GraphNav GPS Viewer

This is an example program for opening, parsing, and viewing a GraphNav map on Open Street Maps in the browser. This example may be used with GraphNav maps generated using Autowalk or the command line interface to GraphNav.

Setup Dependencies

This example requires Numpy, and requires python 3. Using pip, these dependencies can be installed using:

python3 -m pip install -r requirements.txt

Running the Example

  1. Record a map using AutoWalk or the Command Line Interface. (If using Autowalk, transfer the map from Documents/bosdyn/autowalk/your_map.walk to your local machine using a USB cable). The map should be a directory of the form:

- /your_map.walk
    + graph
    - waypoint_snapshots
    - edge_snapshots

Your robot must have a GPS payload attached. To record a map using GPS coordinates, pass in the -g argument to the command line interface. The tablet should automatically record maps that have GPS coordinates.

  1. Run the program.

python3 -m view_gps <path_to_your_map_directory>
  1. Open a web browser and navigate to http://localhost:8080.
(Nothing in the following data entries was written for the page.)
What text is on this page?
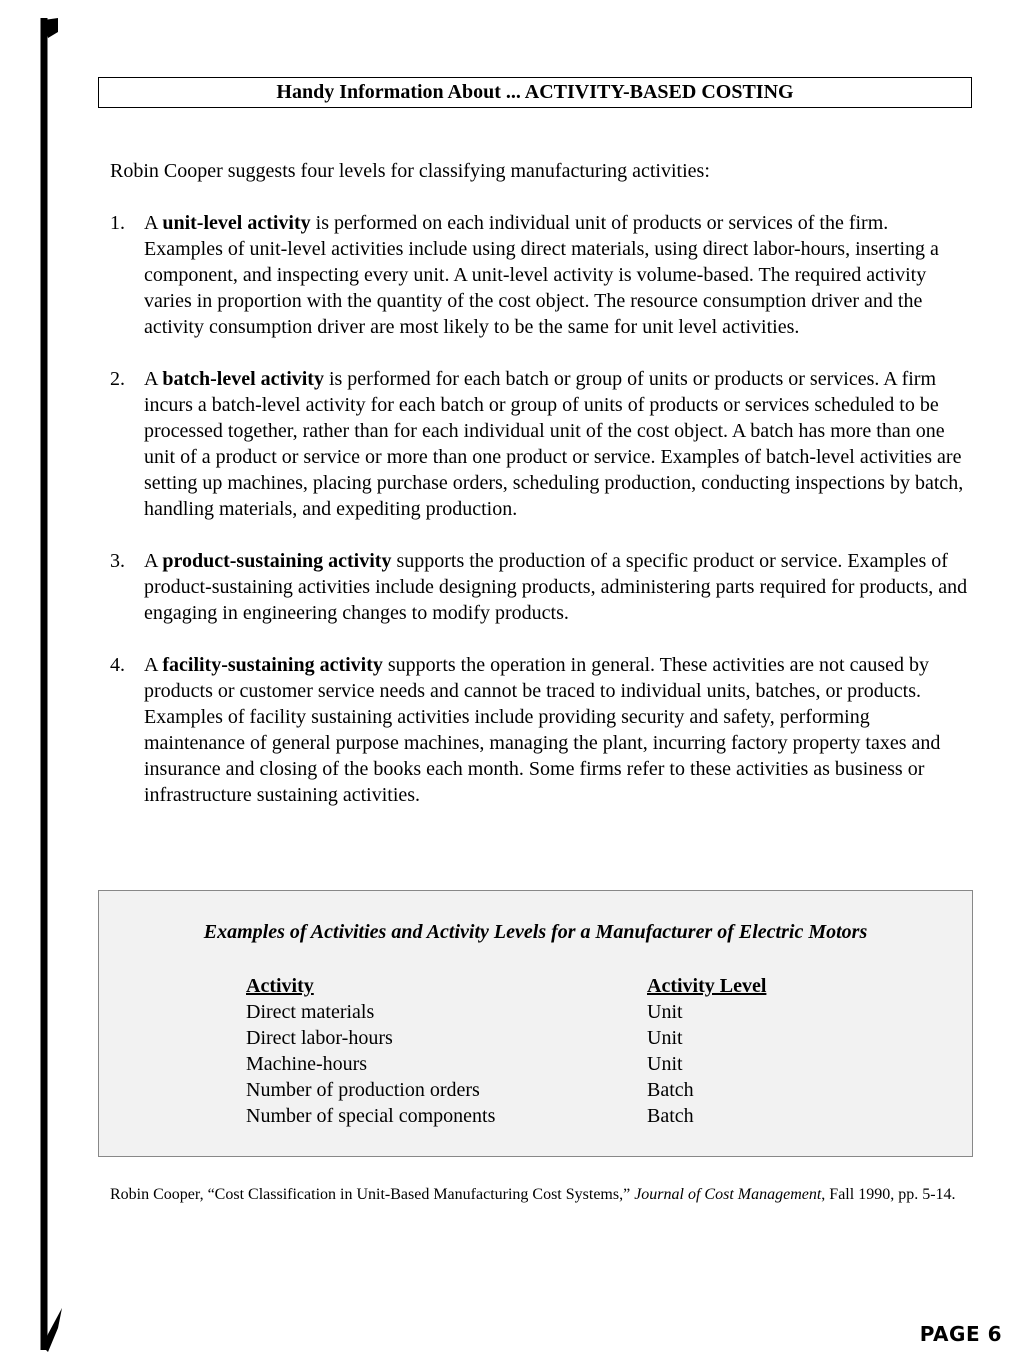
Handy Information About ... ACTIVITY-BASED COSTING
Robin Cooper suggests four levels for classifying manufacturing activities:
1. A unit-level activity is performed on each individual unit of products or services of the firm. Examples of unit-level activities include using direct materials, using direct labor-hours, inserting a component, and inspecting every unit. A unit-level activity is volume-based. The required activity varies in proportion with the quantity of the cost object. The resource consumption driver and the activity consumption driver are most likely to be the same for unit level activities.
2. A batch-level activity is performed for each batch or group of units or products or services. A firm incurs a batch-level activity for each batch or group of units of products or services scheduled to be processed together, rather than for each individual unit of the cost object. A batch has more than one unit of a product or service or more than one product or service. Examples of batch-level activities are setting up machines, placing purchase orders, scheduling production, conducting inspections by batch, handling materials, and expediting production.
3. A product-sustaining activity supports the production of a specific product or service. Examples of product-sustaining activities include designing products, administering parts required for products, and engaging in engineering changes to modify products.
4. A facility-sustaining activity supports the operation in general. These activities are not caused by products or customer service needs and cannot be traced to individual units, batches, or products. Examples of facility sustaining activities include providing security and safety, performing maintenance of general purpose machines, managing the plant, incurring factory property taxes and insurance and closing of the books each month. Some firms refer to these activities as business or infrastructure sustaining activities.
Examples of Activities and Activity Levels for a Manufacturer of Electric Motors
Activity	Activity Level
Direct materials	Unit
Direct labor-hours	Unit
Machine-hours	Unit
Number of production orders	Batch
Number of special components	Batch
Robin Cooper, “Cost Classification in Unit-Based Manufacturing Cost Systems,” Journal of Cost Management, Fall 1990, pp. 5-14.
PAGE 6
You should see an image similar to the one found in the data directory: data/gps_screenshot.png. The blue lines represent the raw GPS data where the robot traveled while recording the map. The red lines represent our best guess of where the waypoints were in the Earth’s reference frame, given the raw data and other details. Note that you must be connected to the internet to see these data.

If you do not see red lines, this means no annotated GPS data exists. To create these annotations, you may run anchoring optimization (see the graph_nav_anchoring_optimization example), or use recording command line service to optimize the map and re-download it.

Understanding the Example

The example begins by loading the waypoints and snapshots from the map.

def load_map(path: str) -> tuple:

It then extracts the raw gps data from waypoint snapshots and the data from waypoint annotations, converting from Earth-Centered-Earth-Fixed to Latitude-Longitude-Height, if necessary.

def get_raw_gps_data(current_waypoint_snapshots: dict) -> list:
def get_annotated_gps_data(current_waypoints: dict) -> list:

From there, it generates a web page that displays these data.

def plot_gps_web_document(raw_gps_data_array: np.array, annotated_gps_data_array: np.array):

The web page uses the leaflet.js library to display data on an Open Street Map web page.